Nadine Dorries Complains Of 'Hounding' Over Investigation Into 'I'm A Celebrity...' Payments

'Hounded' Dorries Complains Over 'I'm A Celebrity...' Investigation

Tory backbencher Nadine Dorries has complained of being the most "hounded" MP in Westminster after it emerged she faces a probe into whether she should have declared payment for appearing on I'm A Celebrity...Get Me Out of Here!

The Mid Bedfordshire MP controversially starred in the ITV show last autumn, which cost her the Tory whip for six months, but no fee has yet featured in the Commons register of financial interests.

Dorries recently told the BBC's Sunday Politics programme she had not "personally" benefited from going into the jungle.

Saying she had a company, she added: "When I benefit personally from that I will have to declare it to the register."

Dorries was the first person voted of the reality show

Dorries said: "I'm a backbencher, not a minister. My personal finances are my business and nobody else's and if I choose to take money from the company then I will declare it immediately to the standards commissioner."

The MP - who was suspended from the Tory whip for six months over her decision to go on the programme - is already under investigation by the Independent Parliamentary Standards Authority (Ipsa) over expenses allegations.

It emerged this evening that Commons standards commissioner Kathryn Hudson has accepted a complaint about whether she should have registered her I'm A Celebrity... income.

Posting on Twitter, Dorries said: "LABOUR MP John Mann reported me to Standards Commissioner for undeclared earnings. Anything I earn, I declare IMMEDIATELY.

Dorries is already facing an Ipsa investigation into her expenses

"If I haven't declared anything, it's because I haven't earnt anything. I must be the most hounded MP in Parliament."

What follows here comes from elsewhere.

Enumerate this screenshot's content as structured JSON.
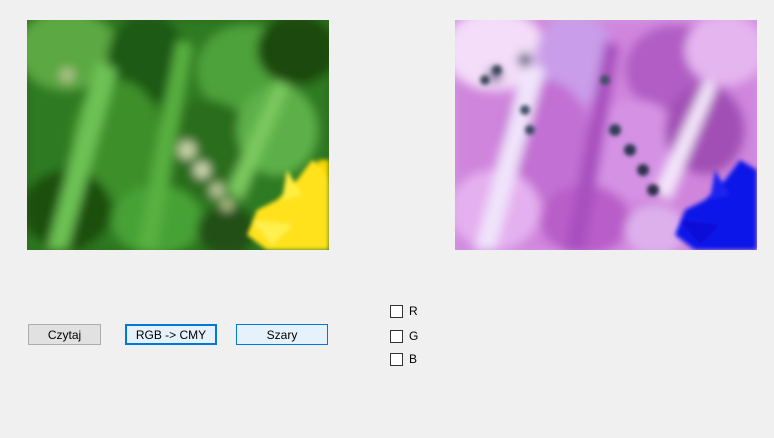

Matthew Sinclair, chief executive of the TaxPayers' Alliance, said: "It is absolutely right that MPs have to publicise any additional income they receive for other work. It helps constituents to make an informed judgement about their MP's performance at election time.

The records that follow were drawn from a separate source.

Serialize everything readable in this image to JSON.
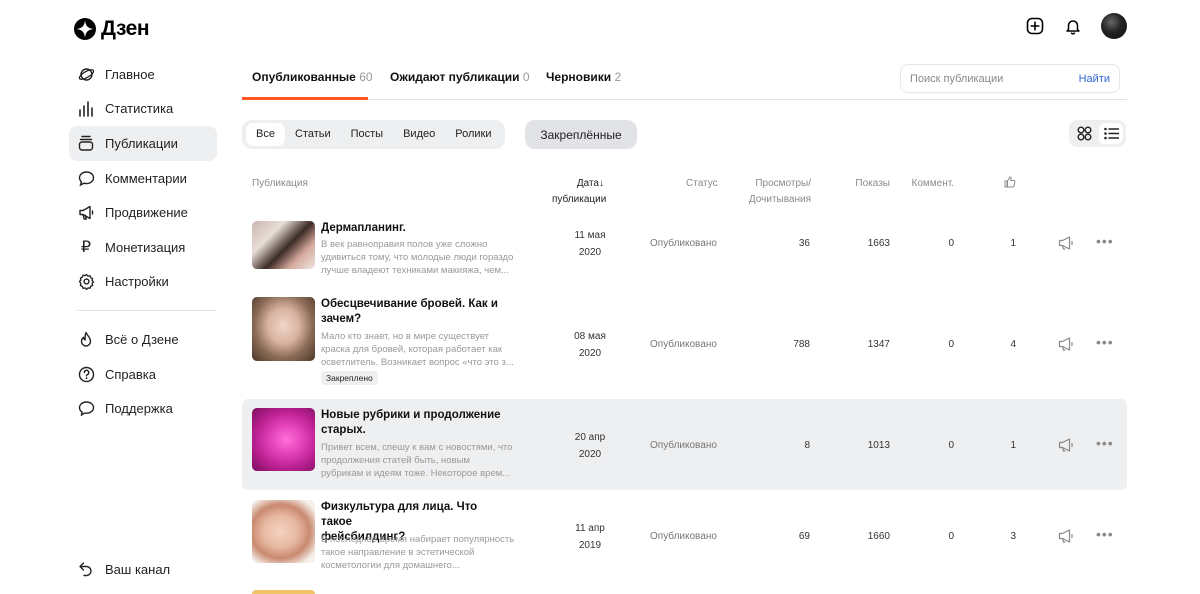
{
  "brand": {
    "name": "Дзен"
  },
  "sidebar": {
    "items": [
      {
        "label": "Главное",
        "icon": "planet-icon"
      },
      {
        "label": "Статистика",
        "icon": "bar-chart-icon"
      },
      {
        "label": "Публикации",
        "icon": "publications-icon",
        "active": true
      },
      {
        "label": "Комментарии",
        "icon": "comment-icon"
      },
      {
        "label": "Продвижение",
        "icon": "megaphone-icon"
      },
      {
        "label": "Монетизация",
        "icon": "ruble-icon"
      },
      {
        "label": "Настройки",
        "icon": "gear-icon"
      }
    ],
    "secondary": [
      {
        "label": "Всё о Дзене",
        "icon": "flame-icon"
      },
      {
        "label": "Справка",
        "icon": "help-icon"
      },
      {
        "label": "Поддержка",
        "icon": "support-icon"
      }
    ],
    "channel_label": "Ваш канал"
  },
  "tabs": [
    {
      "label": "Опубликованные",
      "count": "60",
      "active": true
    },
    {
      "label": "Ожидают публикации",
      "count": "0"
    },
    {
      "label": "Черновики",
      "count": "2"
    }
  ],
  "search": {
    "placeholder": "Поиск публикации",
    "button": "Найти"
  },
  "filters": [
    "Все",
    "Статьи",
    "Посты",
    "Видео",
    "Ролики"
  ],
  "pinned_label": "Закреплённые",
  "table": {
    "headers": {
      "publication": "Публикация",
      "date_line1": "Дата↓",
      "date_line2": "публикации",
      "status": "Статус",
      "views_line1": "Просмотры/",
      "views_line2": "Дочитывания",
      "impressions": "Показы",
      "comments": "Коммент."
    },
    "rows": [
      {
        "title": "Дермапланинг.",
        "desc1": "В век равноправия полов уже сложно",
        "desc2": "удивиться тому, что молодые люди гораздо",
        "desc3": "лучше владеют техниками макияжа, чем...",
        "date1": "11 мая",
        "date2": "2020",
        "status": "Опубликовано",
        "views": "36",
        "impressions": "1663",
        "comments": "0",
        "likes": "1"
      },
      {
        "title1": "Обесцвечивание бровей. Как и",
        "title2": "зачем?",
        "desc1": "Мало кто знает, но в мире существует",
        "desc2": "краска для бровей, которая работает как",
        "desc3": "осветлитель. Возникает вопрос «что это з...",
        "badge": "Закреплено",
        "date1": "08 мая",
        "date2": "2020",
        "status": "Опубликовано",
        "views": "788",
        "impressions": "1347",
        "comments": "0",
        "likes": "4"
      },
      {
        "title1": "Новые рубрики и продолжение",
        "title2": "старых.",
        "desc1": "Привет всем, спешу к вам с новостями, что",
        "desc2": "продолжения статей быть, новым",
        "desc3": "рубрикам и идеям тоже. Некоторое врем...",
        "date1": "20 апр",
        "date2": "2020",
        "status": "Опубликовано",
        "views": "8",
        "impressions": "1013",
        "comments": "0",
        "likes": "1"
      },
      {
        "title1": "Физкультура для лица. Что такое",
        "title2": "фейсбилдинг?",
        "desc1": "В последнее время набирает популярность",
        "desc2": "такое направление в эстетической",
        "desc3": "косметологии для домашнего...",
        "date1": "11 апр",
        "date2": "2019",
        "status": "Опубликовано",
        "views": "69",
        "impressions": "1660",
        "comments": "0",
        "likes": "3"
      }
    ]
  },
  "colors": {
    "accent": "#ff5722",
    "link": "#3367d6",
    "highlight": "#eeeff1"
  }
}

"Mid Bedfordshire residents already have the right to feel let down after Nadine Dorries abandoned them for the jungle - but if she has failed to be straight about what she was paid for the caper, that will only add insult to injury.

"At a time when politicians are again in the spotlight over their outside interests, the public expect and deserve nothing less than complete transparency."